Most engineers touch Azure Data Factory at 2 a.m. when data jobs stall and dashboards blink red. It moves data beautifully, but not always predictably. GraphQL, on the other hand, gives you the kind of control over data queries that feels like cheating. Combine the two, and you get a data workflow that finally listens to what you ask.
Azure Data Factory is Microsoft’s orchestration layer for moving and transforming data across clouds. It handles pipelines, schedules, and mapping from source to sink. GraphQL provides flexible API querying, letting callers request exactly the fields they need, no more, no less. When connected, Azure Data Factory GraphQL integration means your data pipelines can pull structured queries from APIs without building ten different REST connectors.
In practice, you configure Data Factory to call a GraphQL endpoint as a data source. Under the hood, it uses service identity credentials or managed connectors through Azure Active Directory. Permissions rely on RBAC or OAuth tokens so only approved services execute queries. The goal is simple: treat GraphQL APIs as native sources rather than custom scripts glued together by someone’s Friday night workaround.

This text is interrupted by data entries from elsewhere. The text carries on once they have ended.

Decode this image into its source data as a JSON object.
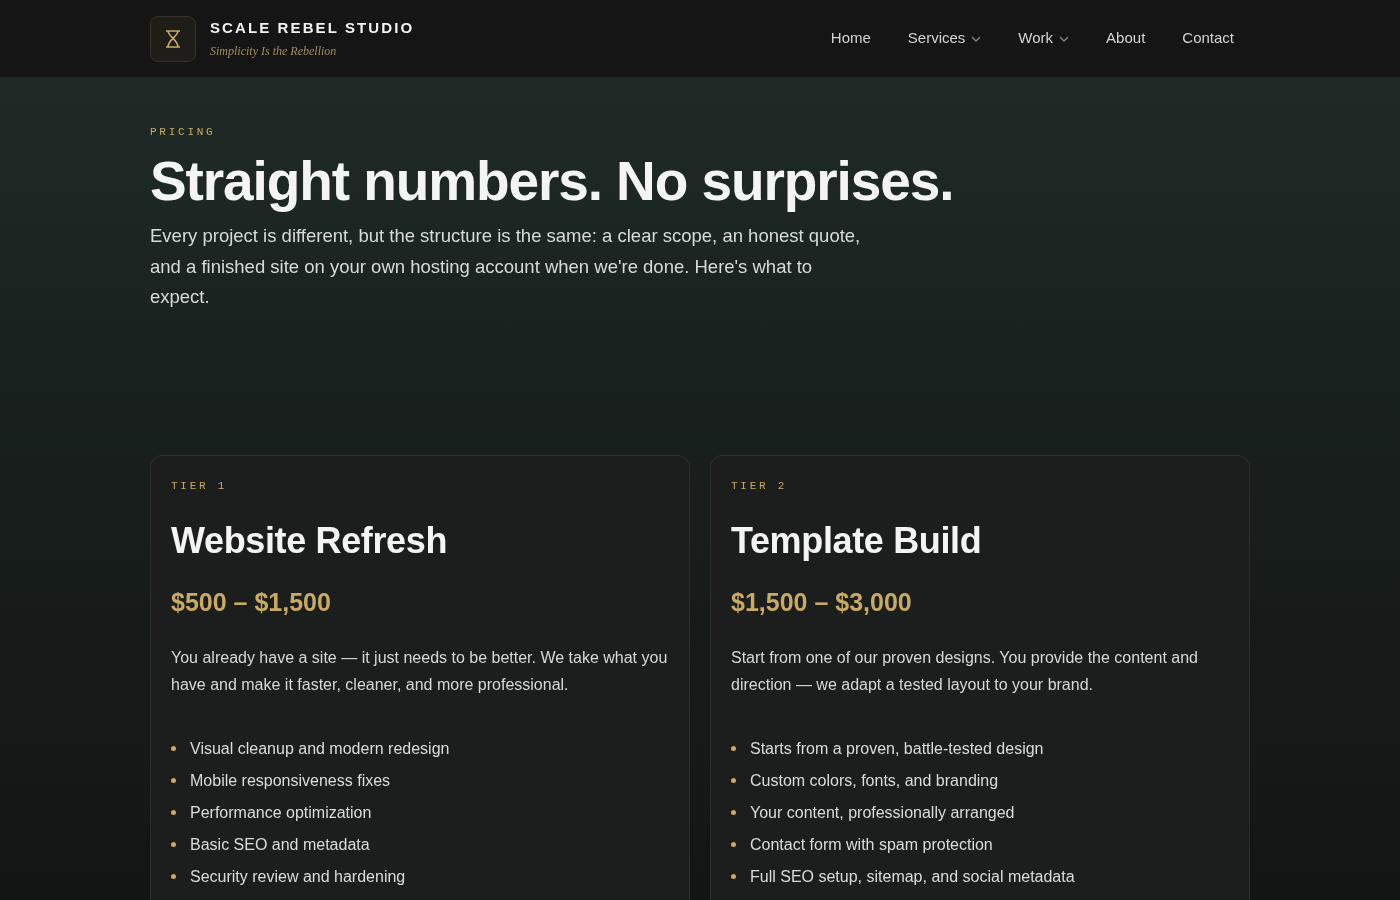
{
  "brand": {
    "name": "SCALE REBEL STUDIO",
    "tagline": "Simplicity Is the Rebellion"
  },
  "nav": [
    {
      "label": "Home",
      "has_menu": false
    },
    {
      "label": "Services",
      "has_menu": true
    },
    {
      "label": "Work",
      "has_menu": true
    },
    {
      "label": "About",
      "has_menu": false
    },
    {
      "label": "Contact",
      "has_menu": false
    }
  ],
  "hero": {
    "eyebrow": "PRICING",
    "title": "Straight numbers. No surprises.",
    "text": "Every project is different, but the structure is the same: a clear scope, an honest quote, and a finished site on your own hosting account when we're done. Here's what to expect."
  },
  "tiers": [
    {
      "tier": "TIER 1",
      "name": "Website Refresh",
      "price": "$500 – $1,500",
      "description": "You already have a site — it just needs to be better. We take what you have and make it faster, cleaner, and more professional.",
      "features": [
        "Visual cleanup and modern redesign",
        "Mobile responsiveness fixes",
        "Performance optimization",
        "Basic SEO and metadata",
        "Security review and hardening"
      ]
    },
    {
      "tier": "TIER 2",
      "name": "Template Build",
      "price": "$1,500 – $3,000",
      "description": "Start from one of our proven designs. You provide the content and direction — we adapt a tested layout to your brand.",
      "features": [
        "Starts from a proven, battle-tested design",
        "Custom colors, fonts, and branding",
        "Your content, professionally arranged",
        "Contact form with spam protection",
        "Full SEO setup, sitemap, and social metadata"
      ]
    }
  ]
}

How do I connect Azure Data Factory to a GraphQL API?
Create a linked service using the HTTP connector. Point it to your GraphQL endpoint and specify a POST method with the query payload. Authentication can flow through Azure Managed Identity for secure rotation. From there, just wrap that dataset into your pipeline. No need for custom code unless your query logic gets fancy.
Common friction points include content-type mismatches, pagination, and token expiry. Always verify the schema that your GraphQL endpoint expects and make sure Data Factory retries failed queries gracefully. Use diagnostics logs instead of retry loops. It saves you more weekend hours than you think.